Совсем недавно это была Смоленская дорога. И Дорогомиловская застава. И самые старые кладбища в Москве — Русское и Еврейское. С церковью и синагогой. В школе мы прогуливали уроки среди чёрного лабрадора с куфическими письменами и грачиной галдой над высоким берегом Москвы-реки.
На еврейских и русских костях там теперь дома ЦК партии, и только во дворе дома 30 остались три тополя еврейской кладбищенской памяти. В филиале на противоположной стороне четыре гранитных столбика от ограды — один из которых уже лежит на боку. Напротив военкомата. От усталости.
Скверик тоже на костях. Метро. Клумба. Деревья недомерки. Как наше поколение — низкие и ногастые.
Средний сын Доля в беспризорные революционные годы от любопытства уехал в Америку. Вырос и жил там до конца тридцатых, а потом соскучился и вернулся. И устроился работать переводчиком в американское посольство. Из наших-то вряд ли кто-нибудь решился туда по своей воле, а он совсем не знал про эти годы и пошёл. Конечно, его надо было предупредить, что это опасно. Может кто-то и говорил, а может побоялся, поди узнай.
Он работал в этом проклятом посольстве до октября 47-го года, потому что главным шпионом назначили его, а сестра Вера придумана была пособницей. Она стала учить английский язык и уж этого было достаточно.
Кто-то говорил, что там у него жена осталась и сын. Сейчас он бы старенький к ним ездил, потеплел душой, отмяк. Не успел. Поздно. Как-то у нас в стране всё поздно. Может это от бескрайности территории.

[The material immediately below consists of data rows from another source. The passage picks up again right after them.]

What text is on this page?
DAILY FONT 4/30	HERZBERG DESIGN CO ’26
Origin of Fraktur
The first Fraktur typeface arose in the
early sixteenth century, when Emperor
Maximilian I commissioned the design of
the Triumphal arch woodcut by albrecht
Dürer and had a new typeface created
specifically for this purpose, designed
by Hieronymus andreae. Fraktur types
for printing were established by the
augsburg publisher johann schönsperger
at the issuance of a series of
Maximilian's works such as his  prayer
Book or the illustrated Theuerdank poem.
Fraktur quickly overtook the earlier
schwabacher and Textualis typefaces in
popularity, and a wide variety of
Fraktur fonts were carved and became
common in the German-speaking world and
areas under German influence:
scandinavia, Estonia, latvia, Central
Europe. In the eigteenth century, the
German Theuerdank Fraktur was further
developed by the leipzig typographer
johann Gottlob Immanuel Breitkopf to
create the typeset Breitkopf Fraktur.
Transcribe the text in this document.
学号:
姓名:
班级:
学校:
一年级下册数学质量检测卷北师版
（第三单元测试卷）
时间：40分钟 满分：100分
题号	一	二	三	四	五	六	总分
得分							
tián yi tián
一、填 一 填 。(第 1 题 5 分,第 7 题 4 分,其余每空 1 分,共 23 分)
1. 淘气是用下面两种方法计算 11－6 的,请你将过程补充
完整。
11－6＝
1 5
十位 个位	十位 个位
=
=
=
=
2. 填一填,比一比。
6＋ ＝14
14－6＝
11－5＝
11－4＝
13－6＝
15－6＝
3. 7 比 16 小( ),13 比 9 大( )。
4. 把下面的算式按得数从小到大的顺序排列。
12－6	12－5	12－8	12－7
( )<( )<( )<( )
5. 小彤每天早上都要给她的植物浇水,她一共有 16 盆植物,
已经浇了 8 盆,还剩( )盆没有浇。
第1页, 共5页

Младший сын остался жить в Баку. Когда я его узнал, это уже был взрослый дядька и директор завода. Юность свою он потратил на ярость пионерских и комсомольских митингов, строительство заводов, пятилетки. «Мы не можем ждать милостей от природы, взять их — наша задача». — Вот он и брал.
Худенький такой. Глазки воспалённые, пальчики в заусенчиках. Очень энергичный. И брал, и брал. Сам же он хлопотал об устройстве социализма, со всей яростью неуверенного человека.
С одной стороны, он был брат героя. И героя мёртвого, так что опасности, что его вдруг переведут во врагов, почти не было. И об этом говорили вслух, наверное, и выбирали, доверяли и поручали ему что-то прямо за это.
О тонких вещах вроде образования, характера или пользы не думали, потому что это было для начальников не по росту. А про другого брата, который в Америке, помалкивал, но внутри трепетал: «Унёс его чёрт в Америку», - думал – «жил бы здесь братом брата, а то вот теперь бойся. Может думают, что помер или совсем не помнят?»
Кому надо — те помнили, собирали, выдумывали. К тому времени выдумка превратилась в улику и в разгорячённых мозгах хозяев борьба стала вместо ремесла, а классовое чутьё — вместо культуры.
Этот придуманный усатым фокус живёт и сейчас. Никак люди не умнеют.
Или это Бог так специально придумал? Чтобы война и лагеря — или СПИД и отравы? А как поумнеют — замолкают или умирают. А остальные продолжают ловить тарелки из космоса и снежного парня, или по телевизору лечиться сразу от всего.
Нет, как хотите, но здесь что-то сломатое.
Вот почему эти, которые кораблики на Луну посчитали, не цыкнут на человечество? Или может хозяева им не велят? Хозяева думают, что они лучше народа знают, что народу надо. Где-то вот тут рядом собака зарыта. Разрывать только опасно, потому что если верно, то мне и зажмуриться, а этого ещё не хочется.
Старшая дочка в Ленинграде жила. За скульптором. Он с напарником по стране ленинов, сталинов и орджоникидзев натыкивал. И Кировых — чтобы думали, что не усатый его замочил. Дочку я никогда не видел, а скульптор приезжал часто. И всё на лестнице папиросы жевал и мои рисуночки хвалил. Хвалить было нечего, но он там придумал, видно, что лучше всего хвалить.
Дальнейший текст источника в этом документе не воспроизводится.